DEMİRTAŞ’IN İKNA EDİLİŞİ

Bu projeyi devreye sokma amaçlı olarak Demirtaş, “çok güvendiği ekibiyle” Amerika’ya çağrıldı. Ona sözler verildi, parlatılacaktı. Doğan Medya ve Cemaat basını destekleyecekti. Kılıçdaroğlu ve CHP, hatta MHP bile onlara sataşmayacaklardı. Her iki parti ve liderini “Cemaat’in Geçmişe dönük çalışmaları” kolaylıkla ikna etmeye yetip de artıyordu bile.

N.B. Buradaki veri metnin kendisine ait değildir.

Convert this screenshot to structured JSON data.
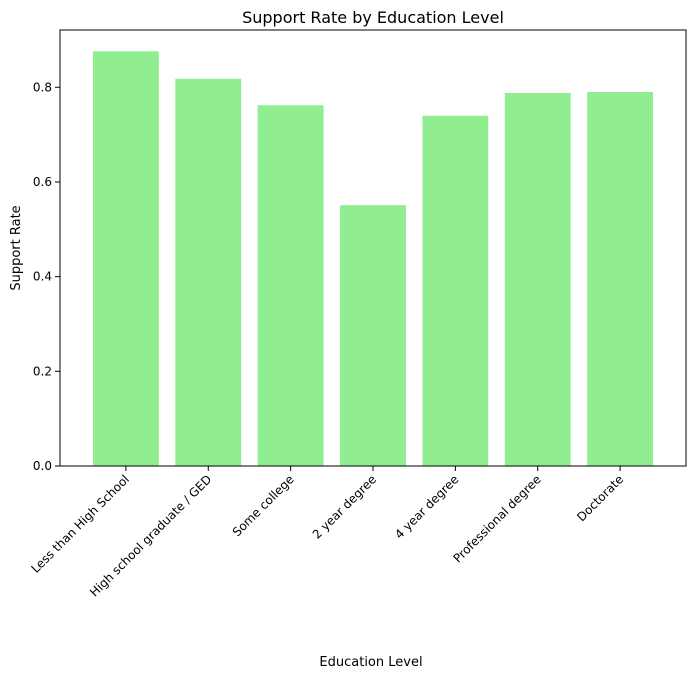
{
  "chart_data": {
    "type": "bar",
    "title": "Support Rate by Education Level",
    "xlabel": "Education Level",
    "ylabel": "Support Rate",
    "categories": [
      "Less than High School",
      "High school graduate / GED",
      "Some college",
      "2 year degree",
      "4 year degree",
      "Professional degree",
      "Doctorate"
    ],
    "values": [
      0.876,
      0.818,
      0.762,
      0.551,
      0.74,
      0.788,
      0.79
    ],
    "ylim": [
      0,
      0.921
    ],
    "yticks": [
      "0.0",
      "0.2",
      "0.4",
      "0.6",
      "0.8"
    ],
    "bar_color": "#90ee90",
    "grid": false
  }
}
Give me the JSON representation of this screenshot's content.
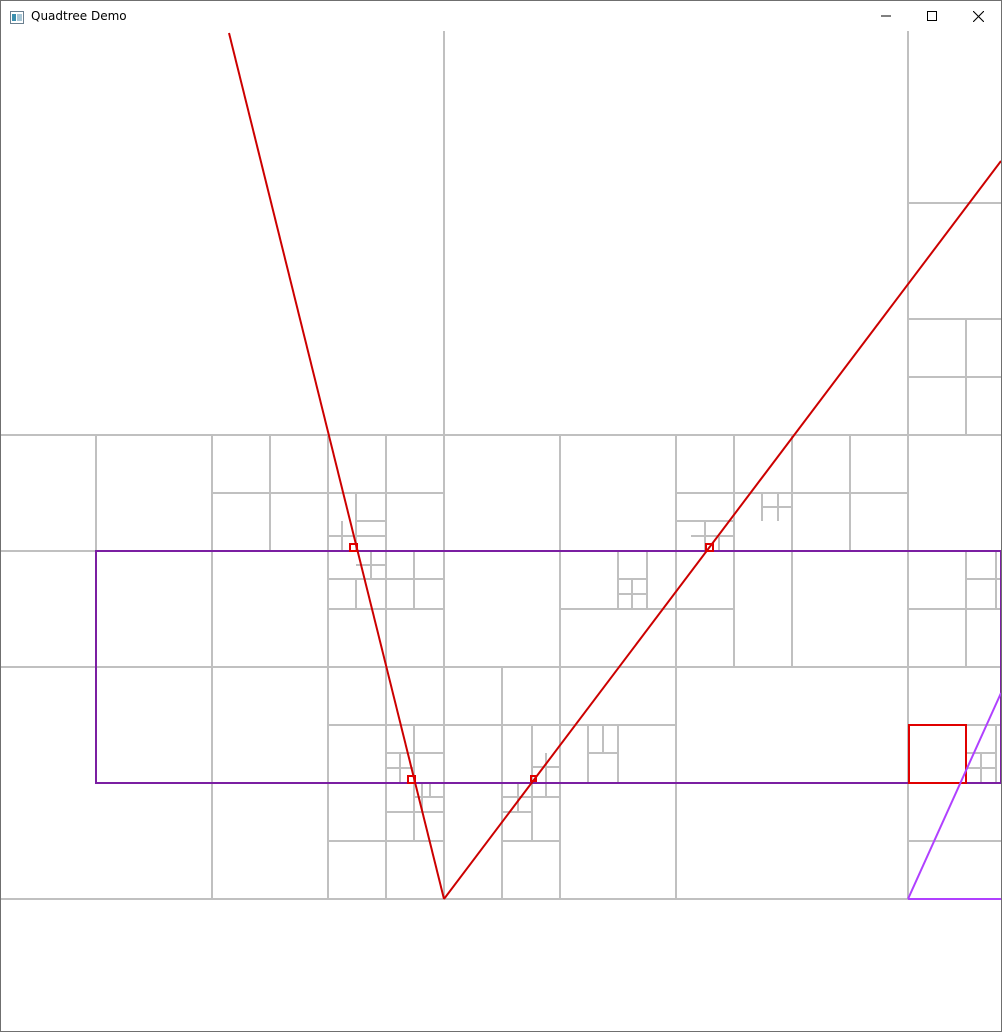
{
  "window": {
    "title": "Quadtree Demo",
    "icons": {
      "app": "app-window-icon",
      "minimize": "minimize-icon",
      "maximize": "maximize-icon",
      "close": "close-icon"
    }
  },
  "colors": {
    "grid": "#c0c0c0",
    "ray": "#cc0000",
    "query_rect": "#7b1fa2",
    "highlight": "#e00000",
    "ray_secondary": "#b040ff"
  }
}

ÖCALAN OYUNU GÖRDÜ VE KARTLARINI AÇTI

Demirtaş ve ekibi teklifi kabul etti. Sonra partiyi ve Kandil’i ikna edip bir oldubittiyle durumu Öcalan’a ilettiler. Öcalan oyunu gördü. Çünkü küresel güçler kendisini Türkiye Cumhuriyeti devletiyle “iş birliği” yaptığı için geçici kara listeye almıştı. Bu yüzden bilgi dağarcığının hep kenarında duran taktiği devreye soktu. Bir adım geriye çekilecek, bekleyecek ve görecekti. Her iki durumu da kendi lehine çevirmenin plânlarını yapmaya o saat başlamıştı bile.

Şimdi sorumuza gelelim:
Öcalan, HDP’nin barajı aşmasını istiyor mu?
Cevabı siz verin artık, ipuçları ortada.

AŞILAN BARAJ ÇÖZÜM SÜRECİNİ BERHAVA EDECEK

Sonuçta kartlar açıldı, oyun başladı çoktan. Küresel güçler ve yerli taşeronlarının hesabı açık:

“HDP barajı aşarsa AK Parti ile çözüm sürecini Öcalan’ı devre dışı bırakmış olan kendi kuklaları Demirtaş götürür. Bu da çözüm sürecinin berhava edilerek küresel aktör olma iddiasındaki Türkiye’nin yeniden kaosa ve çatışma ortamına sokulmasını sağlar.”

Yukarıda dediğim gibi hesap edemedikleri bir şey var daha var.
İmralı’nın her duruma ayarlı diğer plânları.
Ve hepsinden önemli olanı; Türkiye’nin ortak aklı.